Comete un grave error quien crea que uno de estos dos aprendizajes es más
importante que el otro.
Entre la gente de máquinas destaca un auxiliar de máquinas (Engrasador,
para la terminología de a bordo, o marinero de máquinas, para explicarlo
sencillo al lector de tierra). Hoy el Tipo no recuerda de él más que el
apellido, y no quisiera usarlo públicamente por discreción, así que le va a
inventar en este artículo un nombre propio ad hoc, y va a llamarlo Juan.
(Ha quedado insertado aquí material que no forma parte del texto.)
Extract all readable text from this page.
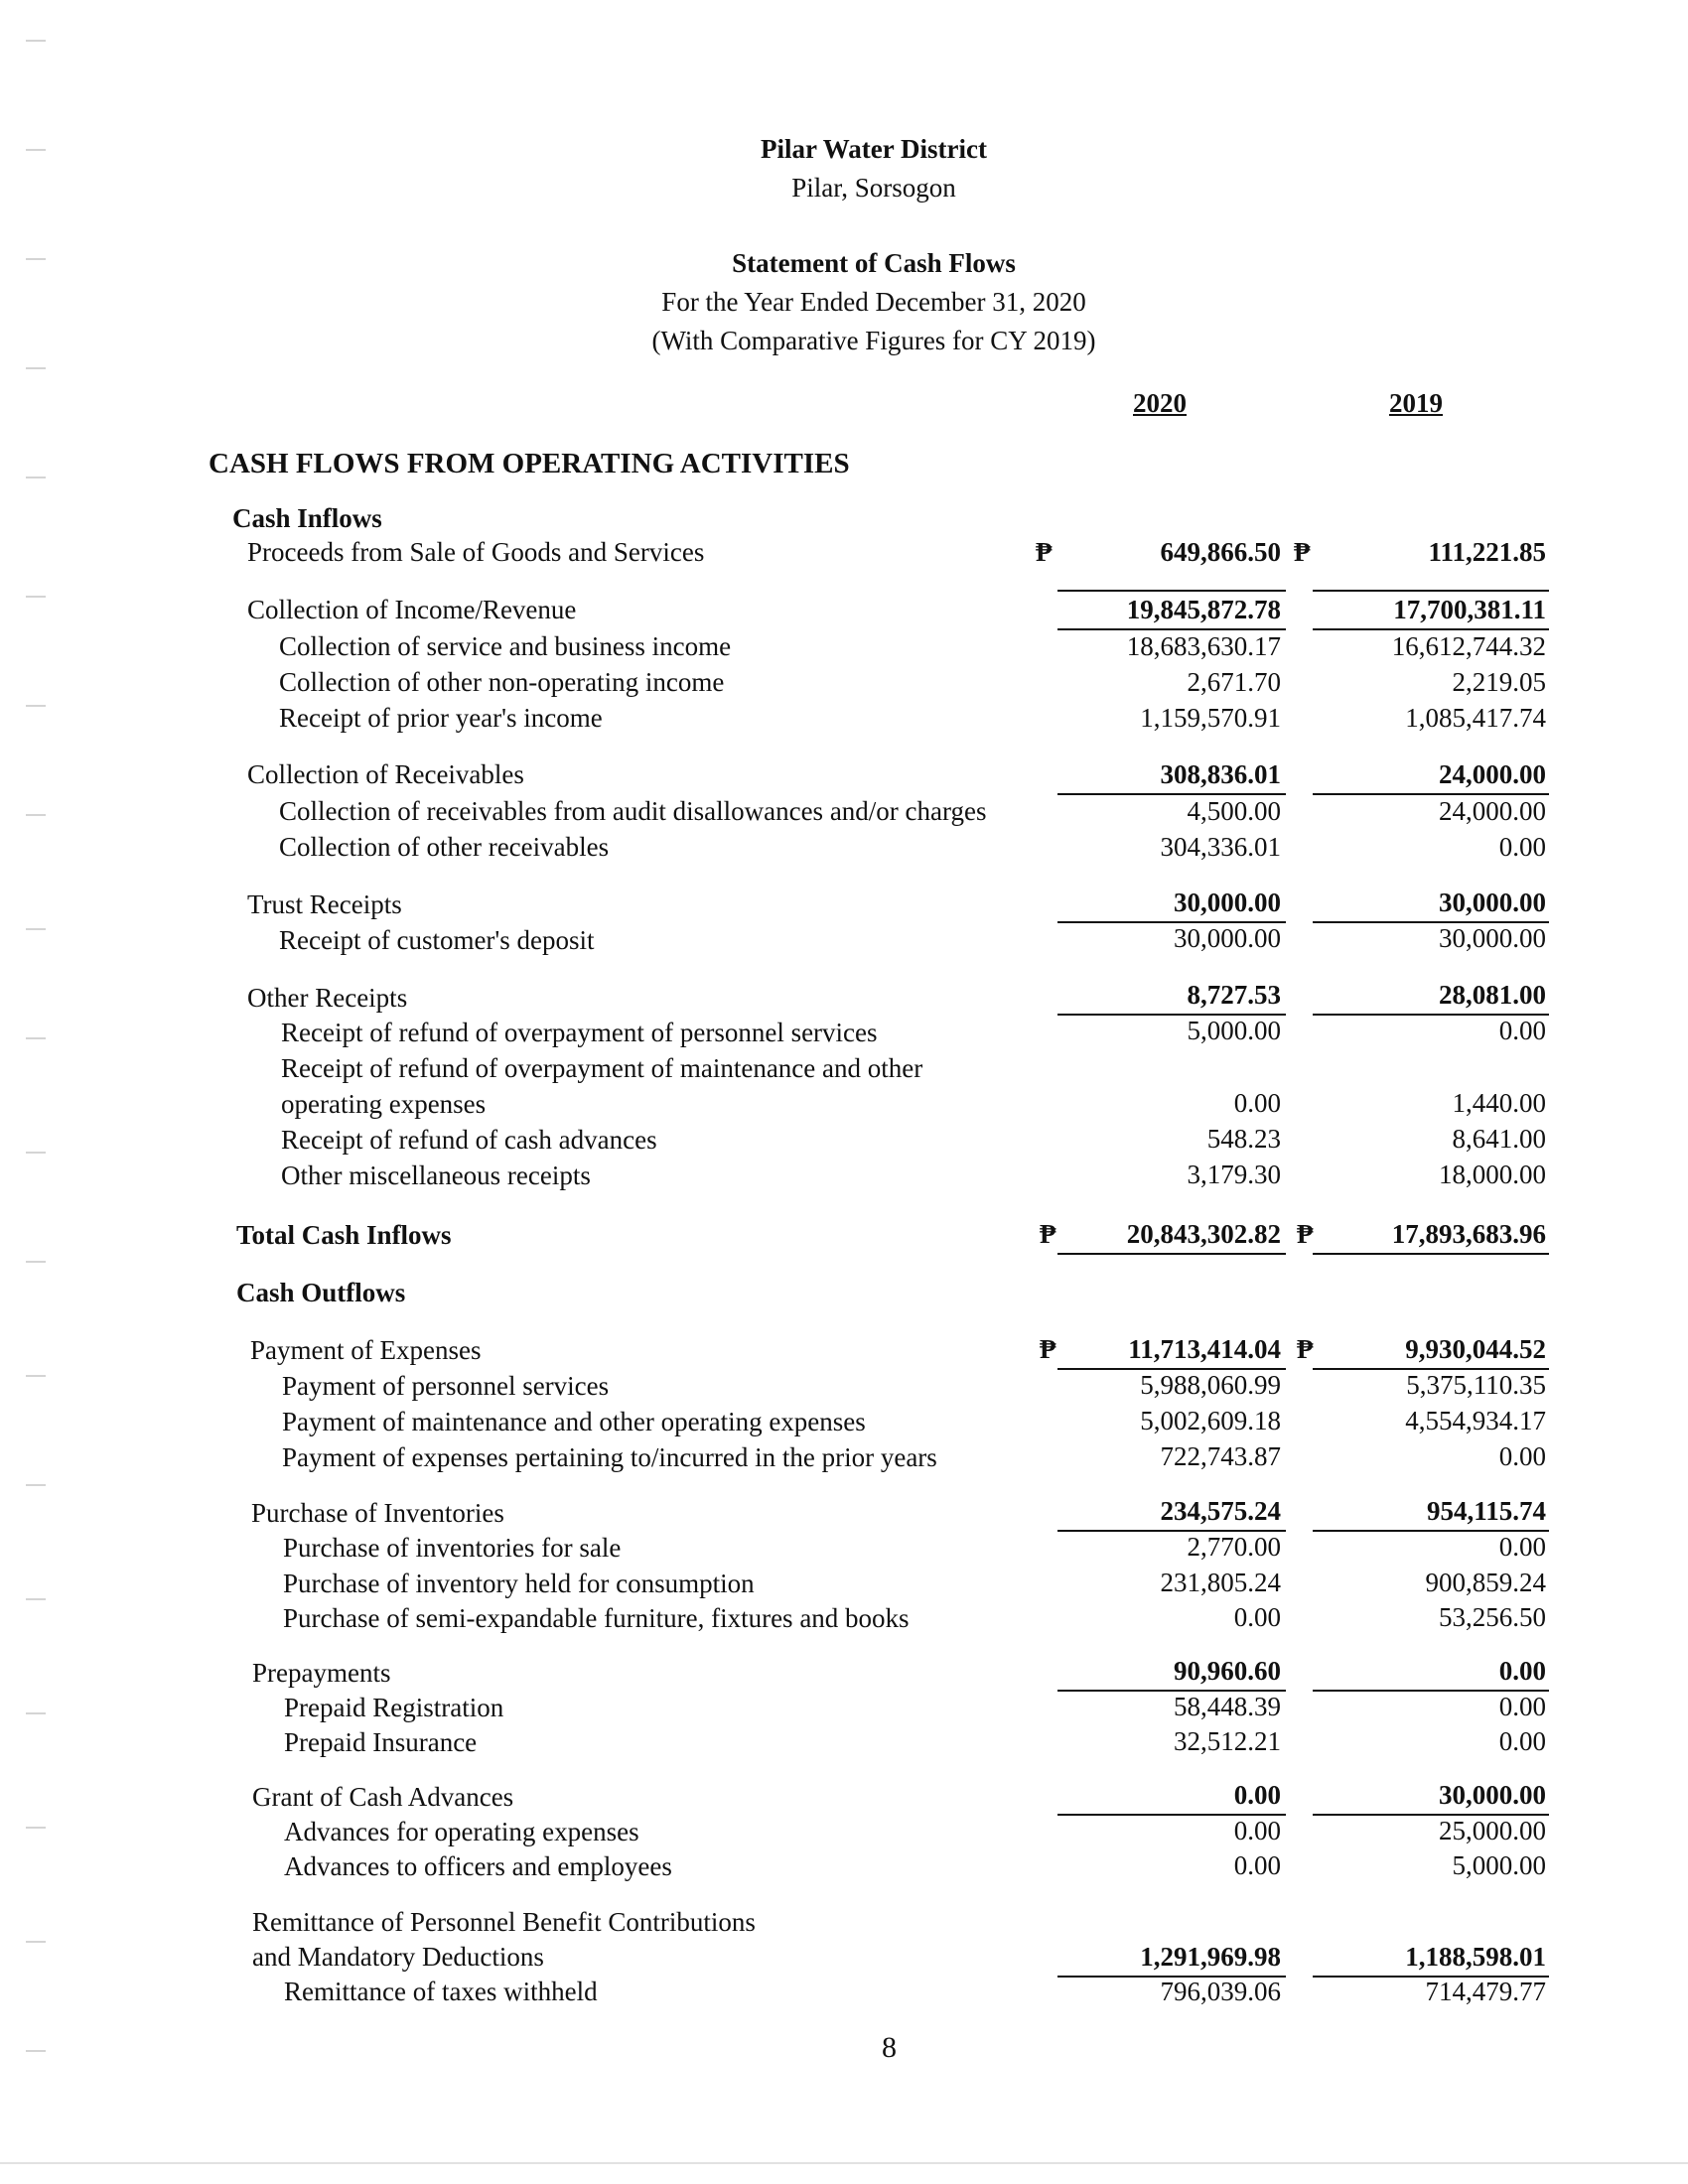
Pilar Water District
Pilar, Sorsogon
Statement of Cash Flows
For the Year Ended December 31, 2020
(With Comparative Figures for CY 2019)
2020	2019
CASH FLOWS FROM OPERATING ACTIVITIES
Cash Inflows
Proceeds from Sale of Goods and Services	₱	649,866.50 ₱	111,221.85
Collection of Income/Revenue	19,845,872.78	17,700,381.11
Collection of service and business income	18,683,630.17	16,612,744.32
Collection of other non-operating income	2,671.70	2,219.05
Receipt of prior year's income	1,159,570.91	1,085,417.74
Collection of Receivables	308,836.01	24,000.00
Collection of receivables from audit disallowances and/or charges	4,500.00	24,000.00
Collection of other receivables	304,336.01	0.00
Trust Receipts	30,000.00	30,000.00
Receipt of customer's deposit	30,000.00	30,000.00
Other Receipts	8,727.53	28,081.00
Receipt of refund of overpayment of personnel services	5,000.00	0.00
Receipt of refund of overpayment of maintenance and other
operating expenses	0.00	1,440.00
Receipt of refund of cash advances	548.23	8,641.00
Other miscellaneous receipts	3,179.30	18,000.00
Total Cash Inflows	₱	20,843,302.82 ₱	17,893,683.96
Cash Outflows
Payment of Expenses	₱	11,713,414.04 ₱	9,930,044.52
Payment of personnel services	5,988,060.99	5,375,110.35
Payment of maintenance and other operating expenses	5,002,609.18	4,554,934.17
Payment of expenses pertaining to/incurred in the prior years	722,743.87	0.00
Purchase of Inventories	234,575.24	954,115.74
Purchase of inventories for sale	2,770.00	0.00
Purchase of inventory held for consumption	231,805.24	900,859.24
Purchase of semi-expandable furniture, fixtures and books	0.00	53,256.50
Prepayments	90,960.60	0.00
Prepaid Registration	58,448.39	0.00
Prepaid Insurance	32,512.21	0.00
Grant of Cash Advances	0.00	30,000.00
Advances for operating expenses	0.00	25,000.00
Advances to officers and employees	0.00	5,000.00
Remittance of Personnel Benefit Contributions
and Mandatory Deductions	1,291,969.98	1,188,598.01
Remittance of taxes withheld	796,039.06	714,479.77
8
Además de ser muy inteligente, conocer a la perfección su oficio, ser
respetuoso con todo el mundo, tener buen humor, ganas de trabajar, y ser una
persona serena, que hablaba lo menos posible (y siempre con criterio), Juan
tenía una historia interesantísima. Y como el Tipo se pierde por las buenas
historias, Juan le parecía más interesante que los demás. Brillaba a su manera.
Se destacaba.
Juan había conocido a una chica en Brasil, en Santos, en una de las casi
inevitables entradas de un buque argentino a ese puerto. O de cualquier buque:
en aquellos años, y desde hacía muchísimos más, Santos era una enorme boca
portuaria que recibía diariamente toneladas y toneladas de carga en una
confusión muy particular de barcos de todos los colores, que navegaban bajo
todas las banderas, y que eran tripulados por representantes de todas las naciones,
colores e idiomas del mundo.
Quizás por ello el puerto estaba rodeado por una calle dedicada
exclusivamente (o por los menos en las seis u ocho cuadras principales) a
cabarets y bares que no cerraban jamás, y de calles menores, más allá, donde vivían y
trabajaban las señoritas que les daban vida. Quizás también fuera por ese
muro de contención de eterna fiesta que raramente un marino llegara a conocer
mujeres de otros barrios: la oferta en el abrazo de cabarets era tan grande que
pocos encontraban necesario buscar más allá.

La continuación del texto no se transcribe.